Levin homes in on the chapter by Israeli and Australian academics Na'ama Carmi and Susan Kneebone, which examines both countries' handling of the vexed issue of asylum seekers, with a view to suggesting a common concern. Although Levin doesn't spell this out, the clear and obvious difference between the two countries' approach to asylum seekers in particular and immigration in general, soon emerges.

Those seeking asylum in Israel are largely non-Jews from Africa, and, as non-Jews seeking entry to and acceptance in a self-declared Jewish state, they must inevitably come up against the brick wall of Israel's discriminatory Law of Return (1950). As Levin puts it, "[Carmi and Kneebone] contend that when Israel drafted its Law of Return - the legislation that gives all Jewish people and their descendents the right to settle in Israel - it did not forsee the challenge of large numbers of non-Jewish people seeking entry."

Didn't forsee the challenge of large numbers of non-Jews seeking entry, eh?

What Levin (and presumably those associated with the book, both Israeli and Australian) ignores here is the fact that, while the Law of Return was designed to encourage and facilitate immigration by Jews the world over in accordance with Zionist ideology, it also served to prevent over 750,000 non-Jewish Palestinian refugees, ethnically cleansed from their homes and lands in 1948, from returning to those homes and lands. Typically, Levin admits the dual (include/exclude) function of this fundamentally apartheid law elsewhere in her review, but without specifying those excluded: "According to Markus and Semyonov's book, [the Law of Return] was intended as an express link to Zionism and designed as a tool of inclusion or exclusion. The aim was to include as many Jews seeking to settle in the Jewish state."
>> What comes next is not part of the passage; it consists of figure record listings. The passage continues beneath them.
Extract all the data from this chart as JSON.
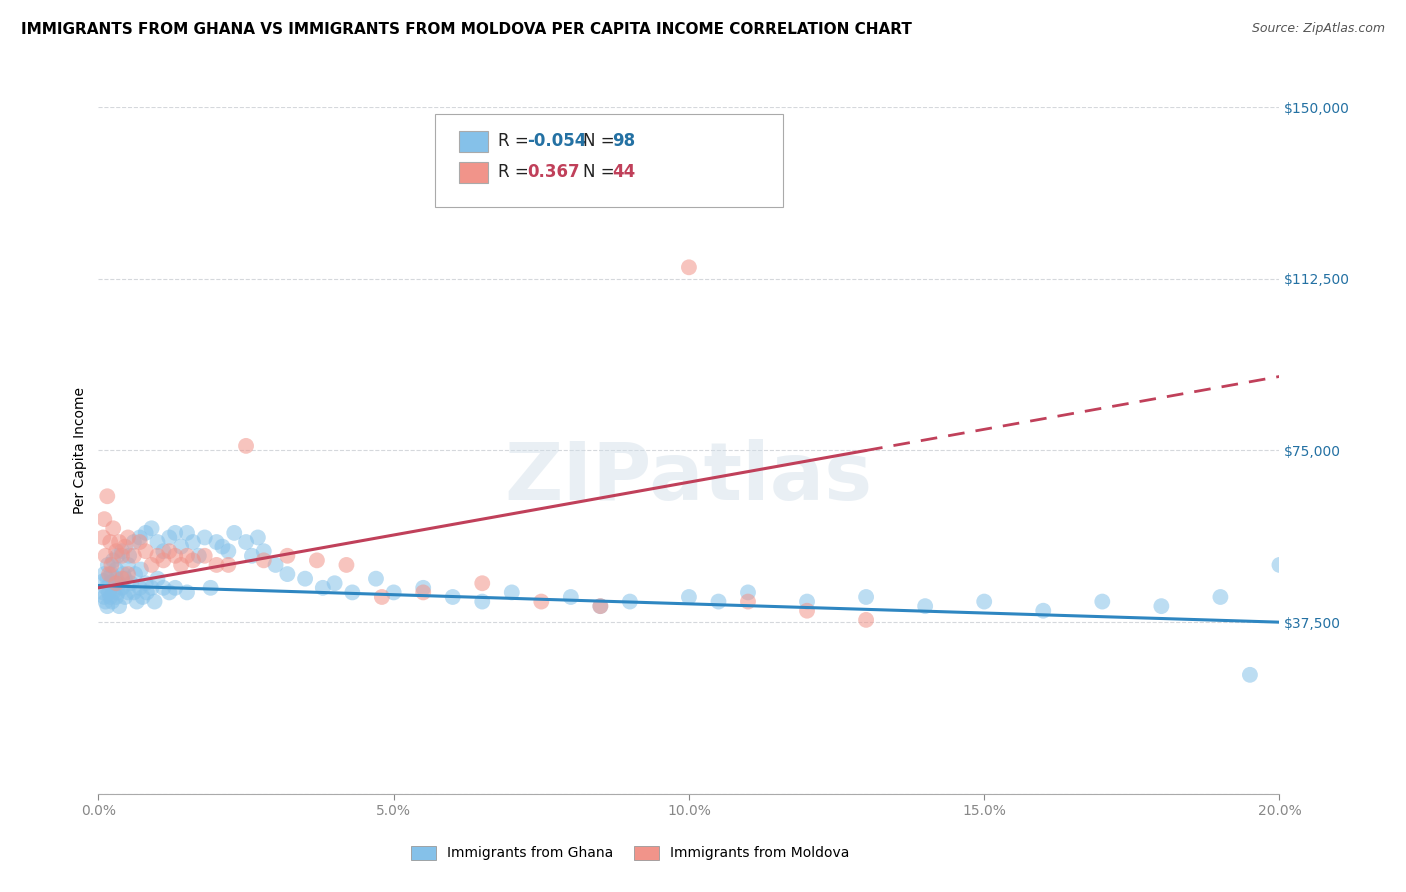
{
  "title": "IMMIGRANTS FROM GHANA VS IMMIGRANTS FROM MOLDOVA PER CAPITA INCOME CORRELATION CHART",
  "source": "Source: ZipAtlas.com",
  "ylabel": "Per Capita Income",
  "yticks": [
    0,
    37500,
    75000,
    112500,
    150000
  ],
  "ytick_labels": [
    "",
    "$37,500",
    "$75,000",
    "$112,500",
    "$150,000"
  ],
  "xlim": [
    0.0,
    0.2
  ],
  "ylim": [
    0,
    150000
  ],
  "ghana_R": -0.054,
  "ghana_N": 98,
  "moldova_R": 0.367,
  "moldova_N": 44,
  "ghana_color": "#85c1e9",
  "moldova_color": "#f1948a",
  "ghana_line_color": "#2e86c1",
  "moldova_line_color": "#c0405a",
  "background_color": "#ffffff",
  "grid_color": "#d5d8dc",
  "ghana_scatter_x": [
    0.0008,
    0.0009,
    0.001,
    0.001,
    0.0012,
    0.0013,
    0.0015,
    0.0015,
    0.0016,
    0.0018,
    0.002,
    0.002,
    0.0022,
    0.0023,
    0.0025,
    0.0025,
    0.0027,
    0.003,
    0.003,
    0.003,
    0.0032,
    0.0033,
    0.0035,
    0.0035,
    0.004,
    0.004,
    0.0042,
    0.0045,
    0.0045,
    0.005,
    0.005,
    0.0052,
    0.0055,
    0.006,
    0.006,
    0.0062,
    0.0065,
    0.007,
    0.007,
    0.0072,
    0.0075,
    0.008,
    0.008,
    0.0082,
    0.009,
    0.009,
    0.0095,
    0.01,
    0.01,
    0.011,
    0.011,
    0.012,
    0.012,
    0.013,
    0.013,
    0.014,
    0.015,
    0.015,
    0.016,
    0.017,
    0.018,
    0.019,
    0.02,
    0.021,
    0.022,
    0.023,
    0.025,
    0.026,
    0.027,
    0.028,
    0.03,
    0.032,
    0.035,
    0.038,
    0.04,
    0.043,
    0.047,
    0.05,
    0.055,
    0.06,
    0.065,
    0.07,
    0.08,
    0.085,
    0.09,
    0.1,
    0.105,
    0.11,
    0.12,
    0.13,
    0.14,
    0.15,
    0.16,
    0.17,
    0.18,
    0.19,
    0.195,
    0.2
  ],
  "ghana_scatter_y": [
    44000,
    46500,
    43000,
    48000,
    42000,
    45000,
    47000,
    41000,
    50000,
    44000,
    46000,
    43000,
    48000,
    42000,
    51000,
    44000,
    46000,
    49000,
    43000,
    47000,
    52000,
    44000,
    46000,
    41000,
    53000,
    45000,
    48000,
    43000,
    47000,
    50000,
    44000,
    52000,
    46000,
    55000,
    44000,
    48000,
    42000,
    56000,
    45000,
    49000,
    43000,
    57000,
    46000,
    44000,
    58000,
    45000,
    42000,
    55000,
    47000,
    53000,
    45000,
    56000,
    44000,
    57000,
    45000,
    54000,
    57000,
    44000,
    55000,
    52000,
    56000,
    45000,
    55000,
    54000,
    53000,
    57000,
    55000,
    52000,
    56000,
    53000,
    50000,
    48000,
    47000,
    45000,
    46000,
    44000,
    47000,
    44000,
    45000,
    43000,
    42000,
    44000,
    43000,
    41000,
    42000,
    43000,
    42000,
    44000,
    42000,
    43000,
    41000,
    42000,
    40000,
    42000,
    41000,
    43000,
    26000,
    50000
  ],
  "moldova_scatter_x": [
    0.0008,
    0.001,
    0.0012,
    0.0015,
    0.0018,
    0.002,
    0.0022,
    0.0025,
    0.003,
    0.003,
    0.0035,
    0.004,
    0.004,
    0.0045,
    0.005,
    0.005,
    0.006,
    0.007,
    0.008,
    0.009,
    0.01,
    0.011,
    0.012,
    0.013,
    0.014,
    0.015,
    0.016,
    0.018,
    0.02,
    0.022,
    0.025,
    0.028,
    0.032,
    0.037,
    0.042,
    0.048,
    0.055,
    0.065,
    0.075,
    0.085,
    0.1,
    0.11,
    0.12,
    0.13
  ],
  "moldova_scatter_y": [
    56000,
    60000,
    52000,
    65000,
    48000,
    55000,
    50000,
    58000,
    53000,
    46000,
    55000,
    52000,
    47000,
    54000,
    56000,
    48000,
    52000,
    55000,
    53000,
    50000,
    52000,
    51000,
    53000,
    52000,
    50000,
    52000,
    51000,
    52000,
    50000,
    50000,
    76000,
    51000,
    52000,
    51000,
    50000,
    43000,
    44000,
    46000,
    42000,
    41000,
    115000,
    42000,
    40000,
    38000
  ],
  "title_fontsize": 11,
  "source_fontsize": 9,
  "axis_label_fontsize": 10,
  "tick_fontsize": 10
}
By ignoring completely the glaring difference between Australia's non-discriminatory and inclusive immigration policy and Israel's polar opposite, and focusing only on the immediate response of both countries to asylum seekers - Israel is in the process of introducing legislation allowing for the imprisonment of what it calls 'infiltrators' while Australia is proposing to "tighten the character test for those applying for refugee status" - Levin is able to conclude, incredibly: "It seems on another level - migration - Israel and Australia might have a lot in common."
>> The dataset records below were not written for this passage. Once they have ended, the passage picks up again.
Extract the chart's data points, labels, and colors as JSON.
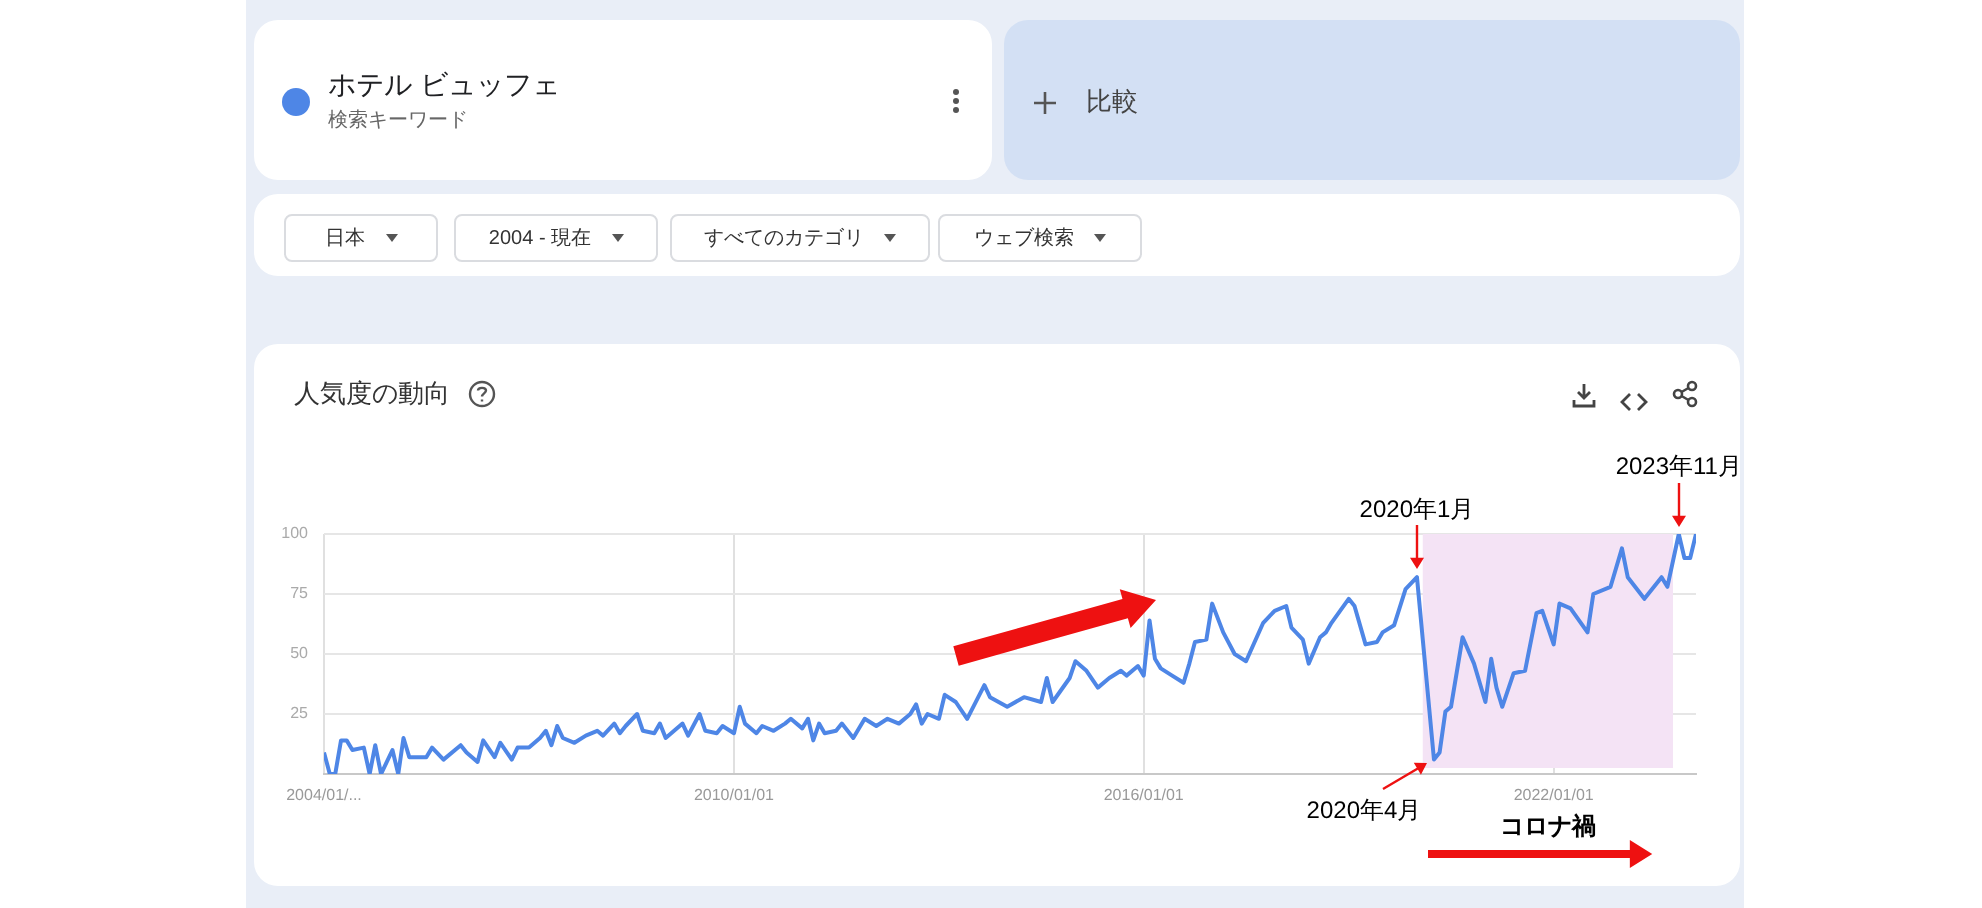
{
  "chart_data": {
    "type": "line",
    "title": "人気度の動向",
    "legend": "top left",
    "annotations": [
      "検索キーワード",
      "比較",
      "日本",
      "2004 - 現在",
      "すべてのカテゴリ",
      "ウェブ検索",
      {
        "text": "2020年1月",
        "x": "2020-01",
        "y": 82
      },
      {
        "text": "2020年4月",
        "x": "2020-04",
        "y": 6
      },
      {
        "text": "2023年11月",
        "x": "2023-11",
        "y": 100
      }
    ],
    "bands": [
      {
        "axis": "x",
        "from": "2020-02",
        "to": "2023-10",
        "label": "コロナ禍",
        "color": "#f4e3f5"
      }
    ],
    "xlim": [
      "2004-01",
      "2024-02"
    ],
    "xticks": [
      {
        "value": "2004-01",
        "label": "2004/01/..."
      },
      {
        "value": "2010-01",
        "label": "2010/01/01"
      },
      {
        "value": "2016-01",
        "label": "2016/01/01"
      },
      {
        "value": "2022-01",
        "label": "2022/01/01"
      }
    ],
    "ylim": [
      0,
      100
    ],
    "yticks": [
      25,
      50,
      75,
      100
    ],
    "grid": true,
    "series": [
      {
        "name": "ホテル ビュッフェ",
        "color": "#4e86e6",
        "x": [
          "2004-01",
          "2004-02",
          "2004-03",
          "2004-04",
          "2004-05",
          "2004-06",
          "2004-08",
          "2004-09",
          "2004-10",
          "2004-11",
          "2005-01",
          "2005-02",
          "2005-03",
          "2005-04",
          "2005-07",
          "2005-08",
          "2005-10",
          "2006-01",
          "2006-02",
          "2006-04",
          "2006-05",
          "2006-07",
          "2006-08",
          "2006-10",
          "2006-11",
          "2007-01",
          "2007-03",
          "2007-04",
          "2007-05",
          "2007-06",
          "2007-07",
          "2007-09",
          "2007-11",
          "2008-01",
          "2008-02",
          "2008-04",
          "2008-05",
          "2008-06",
          "2008-08",
          "2008-09",
          "2008-11",
          "2008-12",
          "2009-01",
          "2009-04",
          "2009-05",
          "2009-07",
          "2009-08",
          "2009-10",
          "2009-11",
          "2010-01",
          "2010-02",
          "2010-03",
          "2010-05",
          "2010-06",
          "2010-08",
          "2010-10",
          "2010-11",
          "2011-01",
          "2011-02",
          "2011-03",
          "2011-04",
          "2011-05",
          "2011-07",
          "2011-08",
          "2011-10",
          "2011-12",
          "2012-02",
          "2012-04",
          "2012-06",
          "2012-08",
          "2012-09",
          "2012-10",
          "2012-11",
          "2013-01",
          "2013-02",
          "2013-04",
          "2013-06",
          "2013-09",
          "2013-10",
          "2014-01",
          "2014-04",
          "2014-07",
          "2014-08",
          "2014-09",
          "2014-12",
          "2015-01",
          "2015-03",
          "2015-05",
          "2015-07",
          "2015-09",
          "2015-10",
          "2015-12",
          "2016-01",
          "2016-02",
          "2016-03",
          "2016-04",
          "2016-06",
          "2016-08",
          "2016-09",
          "2016-10",
          "2016-12",
          "2017-01",
          "2017-03",
          "2017-05",
          "2017-07",
          "2017-10",
          "2017-12",
          "2018-02",
          "2018-03",
          "2018-05",
          "2018-06",
          "2018-08",
          "2018-09",
          "2018-10",
          "2019-01",
          "2019-02",
          "2019-04",
          "2019-06",
          "2019-07",
          "2019-09",
          "2019-11",
          "2020-01",
          "2020-04",
          "2020-05",
          "2020-06",
          "2020-07",
          "2020-09",
          "2020-11",
          "2021-01",
          "2021-02",
          "2021-03",
          "2021-04",
          "2021-06",
          "2021-08",
          "2021-10",
          "2021-11",
          "2022-01",
          "2022-02",
          "2022-04",
          "2022-07",
          "2022-08",
          "2022-11",
          "2023-01",
          "2023-02",
          "2023-05",
          "2023-08",
          "2023-09",
          "2023-11",
          "2023-12",
          "2024-01",
          "2024-02"
        ],
        "values": [
          9,
          0,
          0,
          14,
          14,
          10,
          11,
          0,
          12,
          0,
          10,
          0,
          15,
          7,
          7,
          11,
          6,
          12,
          9,
          5,
          14,
          7,
          13,
          6,
          11,
          11,
          15,
          18,
          12,
          20,
          15,
          13,
          16,
          18,
          16,
          21,
          17,
          20,
          25,
          18,
          17,
          21,
          15,
          21,
          16,
          25,
          18,
          17,
          20,
          17,
          28,
          21,
          17,
          20,
          18,
          21,
          23,
          19,
          23,
          14,
          21,
          17,
          18,
          21,
          15,
          23,
          20,
          23,
          21,
          25,
          29,
          21,
          25,
          23,
          33,
          30,
          23,
          37,
          32,
          28,
          32,
          30,
          40,
          30,
          40,
          47,
          43,
          36,
          40,
          43,
          41,
          45,
          41,
          64,
          48,
          44,
          41,
          38,
          46,
          55,
          56,
          71,
          59,
          50,
          47,
          63,
          68,
          70,
          61,
          56,
          46,
          57,
          59,
          63,
          73,
          70,
          54,
          55,
          59,
          62,
          77,
          82,
          6,
          9,
          26,
          28,
          57,
          46,
          30,
          48,
          36,
          28,
          42,
          43,
          67,
          68,
          54,
          71,
          69,
          59,
          75,
          78,
          94,
          82,
          73,
          82,
          78,
          100,
          90,
          90,
          100
        ]
      }
    ]
  }
}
The fact, studiously avoided by both Levin and, presumably, the books authors, is that the only way that Australia and Israel could possibly have anything in common in the area of immigration law and policy would be for Australia to expel the majority of its indigenous aboriginal population to surrounding countries such as New Zealand and Papua New Guinea and keep them from returning with a law allowing only for immigration into the country by non-indigenes of its choosing.
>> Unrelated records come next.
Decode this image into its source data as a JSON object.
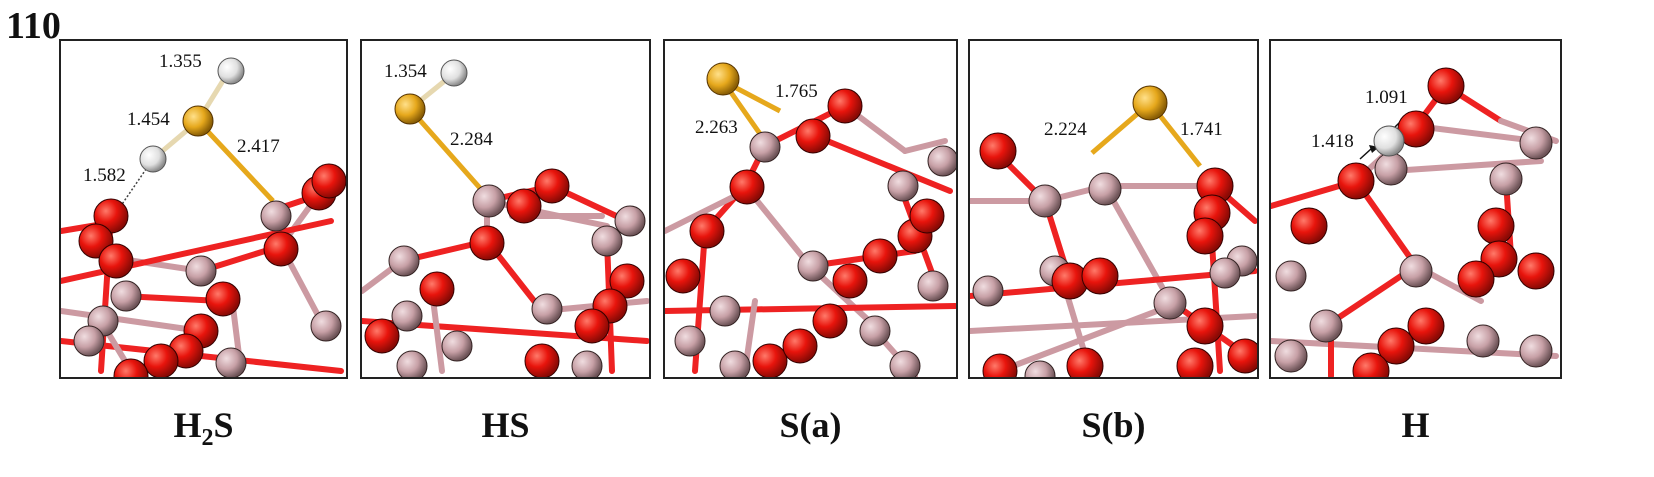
{
  "facet_label": "110",
  "panels": [
    {
      "id": "h2s",
      "caption_main": "H",
      "caption_sub": "2",
      "caption_tail": "S",
      "bond_lengths": [
        "1.355",
        "1.454",
        "1.582",
        "2.417"
      ]
    },
    {
      "id": "hs",
      "caption_main": "HS",
      "caption_sub": "",
      "caption_tail": "",
      "bond_lengths": [
        "1.354",
        "2.284"
      ]
    },
    {
      "id": "sa",
      "caption_main": "S(a)",
      "caption_sub": "",
      "caption_tail": "",
      "bond_lengths": [
        "1.765",
        "2.263"
      ]
    },
    {
      "id": "sb",
      "caption_main": "S(b)",
      "caption_sub": "",
      "caption_tail": "",
      "bond_lengths": [
        "2.224",
        "1.741"
      ]
    },
    {
      "id": "h",
      "caption_main": "H",
      "caption_sub": "",
      "caption_tail": "",
      "bond_lengths": [
        "1.091",
        "1.418"
      ]
    }
  ],
  "colors": {
    "oxygen": "#e8140c",
    "metal": "#c7a0a6",
    "sulfur": "#e6a81c",
    "hydrogen": "#e8e8e8",
    "bond_red": "#e22",
    "bond_pink": "#cc9aa2"
  }
}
Without having read the book reviewed (I'm assuming that Levin's review accurately reflects its contents), I can only conclude that if Israeli/Australian academic cooperation results in studies which fudge the vast difference between Israel's and Australia's society and polity and con us into believing that Israel is merely another Australia on the eastern shores of the Mediterranean, then it's time our academic institutions adopted the BDS strategy.